Master Cicerone Neil Witte Visits Blue Jay Brewing Company

Big things were brewing in St. Louis this weekend as Master Cicerone Neil Witte of Ritual Pour stopped by Blue Jay Brewing Company for a special tasting event. Witte — one of only a handful of Master  Cicerones in the world—showcased the incredible versatility of one Blue Jay beer, their High Five German Pilsner, by serving it seven different ways to highlight how temperature, carbonation, and presentation can completely transform the drinking experience.

It was an unforgettable session blending craftsmanship, education, and creativity—proving once again that there’s more than one way to enjoy STLBeer.
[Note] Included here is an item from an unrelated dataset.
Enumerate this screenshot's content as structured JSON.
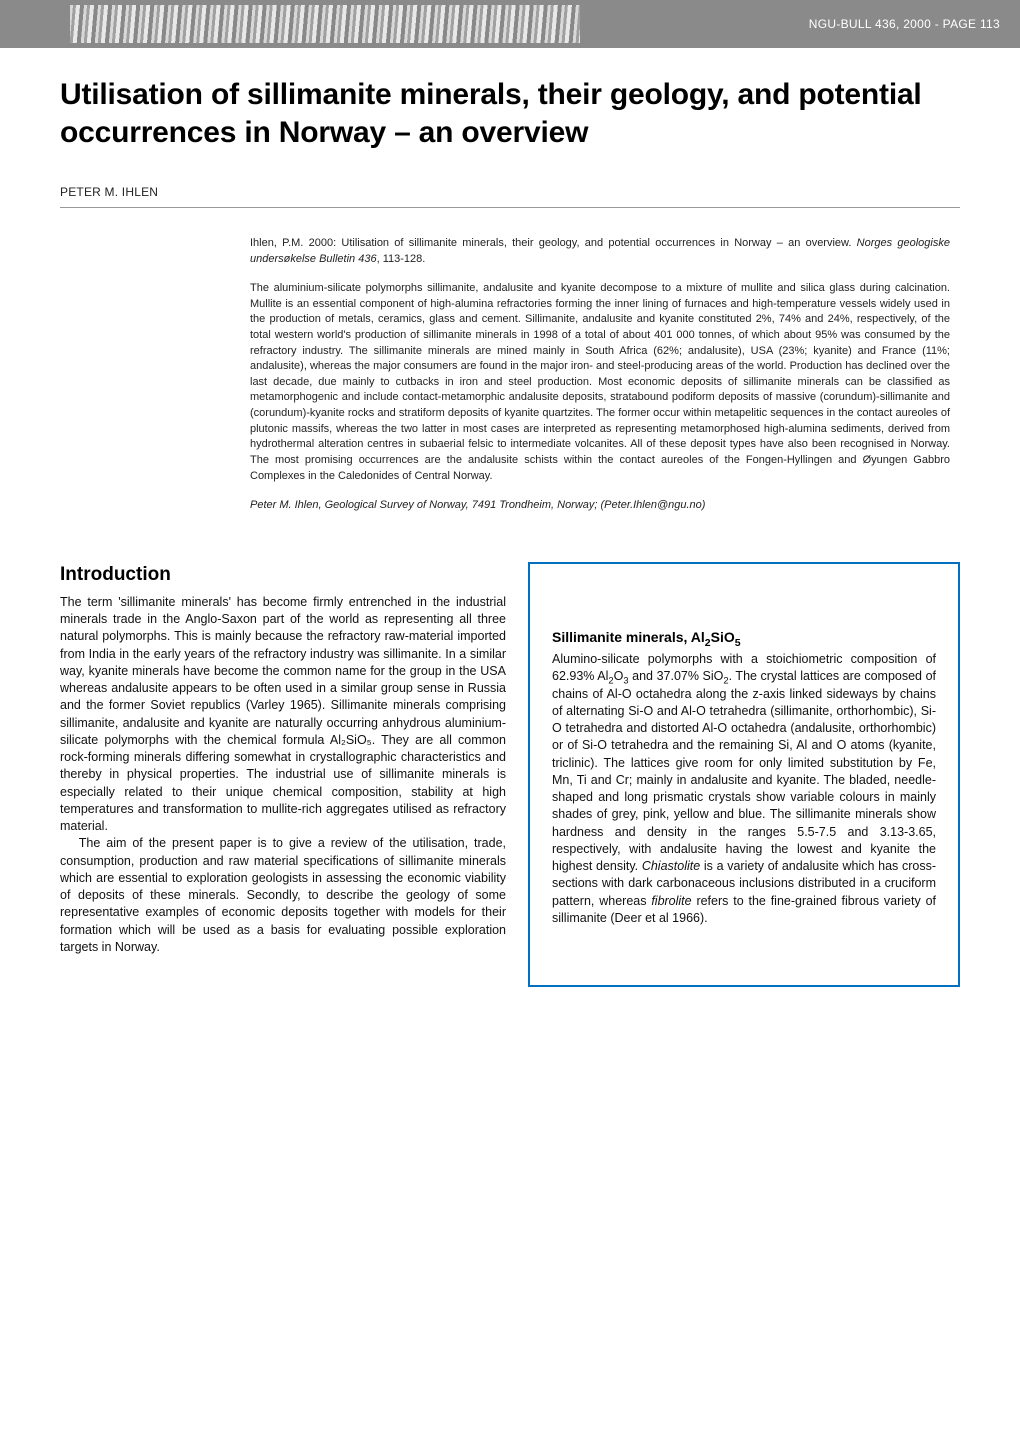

About Neil Witte / Ritual Pour

Master Cicerone Neil Witte is a prominent figure in the craft beer world, recognized for his deep expertise in draft systems, beer sensory evaluation, and quality control.  His “Ritual Pour” project is a pop-up concept inspired by traditional pouring practices from the Czech Republic and Japan, through which he explores how subtle differences in pouring technique can influence aroma, flavor, and the overall drinking experience.  Through Ritual Pour, Witte aims to elevate the awareness of beer service as an art, inviting beer lovers to experience and reflect on how presentation and technique affect what’s in the glass.

About Cicerone Program

The Cicerone Certification Program is a four-tier professional credential system designed to elevate and standardize beer knowledge, service, and tasting skills across the craft beer industry.  Its levels progress from Certified Beer Server(level 1)—which tests basic beer service, storage, style, and draft systems knowledge via an online exam  —to Certified Cicerone (level 2), then Advanced Cicerone (level 3)  , and finally Master Cicerone (level 4), the most rigorous and exclusive tier of mastery.  At each stage, candidates are evaluated through written exams, tasting exercises (including blind samples and off-flavor detection), and in higher levels, oral and draft system demonstrations.  The program is often likened to a “sommelier track” for beer, providing recognized credibility and a framework for continuous learning in beer service and education.